Abandonamos el autobús y pasamos por la galería Umberto I, el teatro San Carlos, la vía Toledo, los Quartieri Spagnoli. Allí encontramos los primeros homenajes a Maradona: guirnaldas que cuelgan de una fachada a otra con corazones que contienen el rostro del argentino y puestos donde venden camisetas, banderas y bufandas con su nombre. Nápoles es una ciudad que convierte en dios a un futbolista y lo venera en altares callejeros.
Desde hace un rato, nos sigue un tipo con una camisa negra de la que cuelgan docenas de cuernos rojos y pequeñitos formando una indiana. «¡Pasquale, deja de seguirnos! Que estos ya han comprado cuernecitos, y los tuyos son más caros», le dice Fabiana. Esta escena sucede a la entrada de la Basílica de Santa Clara, en la que se encuentra la capilla borbónica donde están enterrados diversos miembros de la dinastía. Los españoles asentimos con la cabeza a las explicaciones de la guía. Sí, los Borbones. Nos suenan de algo.

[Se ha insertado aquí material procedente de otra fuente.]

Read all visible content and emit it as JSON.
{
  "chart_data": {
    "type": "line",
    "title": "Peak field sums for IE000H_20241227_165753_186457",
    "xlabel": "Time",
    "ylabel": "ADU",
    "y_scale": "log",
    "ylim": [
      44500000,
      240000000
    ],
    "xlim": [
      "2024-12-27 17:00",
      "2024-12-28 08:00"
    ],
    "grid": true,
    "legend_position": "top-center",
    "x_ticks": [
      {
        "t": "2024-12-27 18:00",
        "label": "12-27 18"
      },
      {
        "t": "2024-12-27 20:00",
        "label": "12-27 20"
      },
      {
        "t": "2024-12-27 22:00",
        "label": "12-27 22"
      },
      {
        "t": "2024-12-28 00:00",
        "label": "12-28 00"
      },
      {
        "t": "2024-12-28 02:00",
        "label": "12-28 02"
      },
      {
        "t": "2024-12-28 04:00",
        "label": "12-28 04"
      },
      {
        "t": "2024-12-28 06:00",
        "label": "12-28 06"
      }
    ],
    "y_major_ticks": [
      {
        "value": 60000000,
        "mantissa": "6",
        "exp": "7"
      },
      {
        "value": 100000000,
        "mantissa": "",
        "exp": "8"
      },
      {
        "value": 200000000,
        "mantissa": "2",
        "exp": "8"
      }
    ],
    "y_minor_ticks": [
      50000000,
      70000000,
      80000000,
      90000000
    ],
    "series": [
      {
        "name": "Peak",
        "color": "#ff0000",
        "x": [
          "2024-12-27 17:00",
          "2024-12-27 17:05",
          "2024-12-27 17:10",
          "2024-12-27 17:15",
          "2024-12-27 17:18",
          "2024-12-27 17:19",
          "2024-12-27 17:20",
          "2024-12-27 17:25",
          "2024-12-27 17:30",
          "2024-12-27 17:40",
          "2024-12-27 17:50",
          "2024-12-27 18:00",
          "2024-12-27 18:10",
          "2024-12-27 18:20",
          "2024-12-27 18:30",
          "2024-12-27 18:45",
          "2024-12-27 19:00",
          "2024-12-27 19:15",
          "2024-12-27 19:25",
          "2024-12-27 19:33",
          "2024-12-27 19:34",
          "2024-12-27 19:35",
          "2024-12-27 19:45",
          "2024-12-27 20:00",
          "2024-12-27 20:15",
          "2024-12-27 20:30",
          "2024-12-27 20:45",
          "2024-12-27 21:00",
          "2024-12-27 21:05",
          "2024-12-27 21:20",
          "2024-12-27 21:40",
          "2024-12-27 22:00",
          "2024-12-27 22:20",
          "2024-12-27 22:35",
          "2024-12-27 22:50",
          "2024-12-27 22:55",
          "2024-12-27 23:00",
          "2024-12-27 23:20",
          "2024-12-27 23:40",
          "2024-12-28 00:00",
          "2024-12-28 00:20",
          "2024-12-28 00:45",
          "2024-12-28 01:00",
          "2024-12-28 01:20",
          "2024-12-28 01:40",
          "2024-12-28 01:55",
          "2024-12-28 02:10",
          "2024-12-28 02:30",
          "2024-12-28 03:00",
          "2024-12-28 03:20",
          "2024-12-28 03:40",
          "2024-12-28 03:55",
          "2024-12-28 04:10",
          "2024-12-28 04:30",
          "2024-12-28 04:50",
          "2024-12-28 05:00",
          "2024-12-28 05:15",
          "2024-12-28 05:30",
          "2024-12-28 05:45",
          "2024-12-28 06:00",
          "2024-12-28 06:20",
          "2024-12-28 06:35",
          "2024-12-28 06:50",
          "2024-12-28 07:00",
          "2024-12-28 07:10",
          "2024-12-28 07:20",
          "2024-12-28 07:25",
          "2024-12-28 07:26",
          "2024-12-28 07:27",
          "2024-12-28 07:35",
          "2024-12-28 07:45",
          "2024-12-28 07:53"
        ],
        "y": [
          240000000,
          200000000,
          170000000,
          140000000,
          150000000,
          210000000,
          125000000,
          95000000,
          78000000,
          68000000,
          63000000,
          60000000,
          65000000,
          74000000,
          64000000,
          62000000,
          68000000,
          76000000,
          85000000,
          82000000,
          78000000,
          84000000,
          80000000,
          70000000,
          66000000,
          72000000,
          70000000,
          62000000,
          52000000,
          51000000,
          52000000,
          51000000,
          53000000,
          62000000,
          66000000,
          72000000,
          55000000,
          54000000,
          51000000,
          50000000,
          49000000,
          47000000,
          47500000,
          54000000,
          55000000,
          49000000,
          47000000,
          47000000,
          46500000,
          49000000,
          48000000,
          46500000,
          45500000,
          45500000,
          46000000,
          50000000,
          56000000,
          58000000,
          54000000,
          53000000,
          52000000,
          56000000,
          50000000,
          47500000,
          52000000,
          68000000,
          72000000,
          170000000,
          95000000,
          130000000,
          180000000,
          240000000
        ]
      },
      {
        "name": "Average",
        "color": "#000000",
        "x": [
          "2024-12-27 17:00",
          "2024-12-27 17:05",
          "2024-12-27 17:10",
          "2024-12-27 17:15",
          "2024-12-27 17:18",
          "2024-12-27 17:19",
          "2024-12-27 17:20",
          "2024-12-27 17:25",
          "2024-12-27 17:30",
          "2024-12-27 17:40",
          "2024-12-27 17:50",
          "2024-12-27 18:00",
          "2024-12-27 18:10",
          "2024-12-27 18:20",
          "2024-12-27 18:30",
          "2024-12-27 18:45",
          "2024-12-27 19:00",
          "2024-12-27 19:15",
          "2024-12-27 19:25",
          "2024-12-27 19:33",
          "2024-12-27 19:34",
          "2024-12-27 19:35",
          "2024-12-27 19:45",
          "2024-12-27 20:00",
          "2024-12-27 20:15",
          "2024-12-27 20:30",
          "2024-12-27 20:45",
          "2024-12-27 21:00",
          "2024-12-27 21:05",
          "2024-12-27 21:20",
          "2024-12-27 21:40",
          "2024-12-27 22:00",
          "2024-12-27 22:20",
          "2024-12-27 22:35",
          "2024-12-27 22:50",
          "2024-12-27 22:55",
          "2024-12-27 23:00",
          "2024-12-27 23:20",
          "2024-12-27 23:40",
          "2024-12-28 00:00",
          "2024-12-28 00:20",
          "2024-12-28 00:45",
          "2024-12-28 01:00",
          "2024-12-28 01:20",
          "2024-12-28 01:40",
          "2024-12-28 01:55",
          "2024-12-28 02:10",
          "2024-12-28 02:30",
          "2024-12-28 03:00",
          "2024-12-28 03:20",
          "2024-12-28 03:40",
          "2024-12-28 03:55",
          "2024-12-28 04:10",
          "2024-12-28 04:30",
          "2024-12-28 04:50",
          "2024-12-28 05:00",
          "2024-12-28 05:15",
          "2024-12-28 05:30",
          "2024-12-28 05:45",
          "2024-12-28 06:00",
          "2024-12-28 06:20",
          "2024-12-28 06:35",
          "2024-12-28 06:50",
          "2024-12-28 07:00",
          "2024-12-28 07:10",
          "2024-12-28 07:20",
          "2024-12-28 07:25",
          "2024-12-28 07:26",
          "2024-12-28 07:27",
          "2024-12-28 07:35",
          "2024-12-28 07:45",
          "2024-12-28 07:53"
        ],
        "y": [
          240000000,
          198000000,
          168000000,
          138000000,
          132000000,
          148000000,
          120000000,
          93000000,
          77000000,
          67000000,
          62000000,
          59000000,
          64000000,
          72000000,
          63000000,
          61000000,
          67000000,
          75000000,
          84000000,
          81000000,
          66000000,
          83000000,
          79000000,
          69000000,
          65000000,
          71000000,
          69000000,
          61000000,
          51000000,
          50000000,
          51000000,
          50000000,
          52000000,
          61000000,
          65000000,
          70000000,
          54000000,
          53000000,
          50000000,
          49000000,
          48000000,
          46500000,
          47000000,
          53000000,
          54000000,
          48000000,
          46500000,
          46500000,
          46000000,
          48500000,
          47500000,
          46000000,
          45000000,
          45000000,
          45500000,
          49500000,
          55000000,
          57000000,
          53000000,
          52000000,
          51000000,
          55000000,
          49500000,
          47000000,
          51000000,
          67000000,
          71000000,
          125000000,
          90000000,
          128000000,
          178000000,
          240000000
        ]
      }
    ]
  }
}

Tras la visita a la basílica acaba la excursión. Nos ha sabido a poco. A pesar de los riesgos de sufrir un tiroteo, tal y como temía el tipo del teléfono, decidimos no volver aún al barco y seguir callejeando por nuestra cuenta. Empiezo a pensar que el mayor peligro de Nápoles es que se te desencaje la mandíbula ante tanto exceso, tanta densidad, tanta belleza decadente.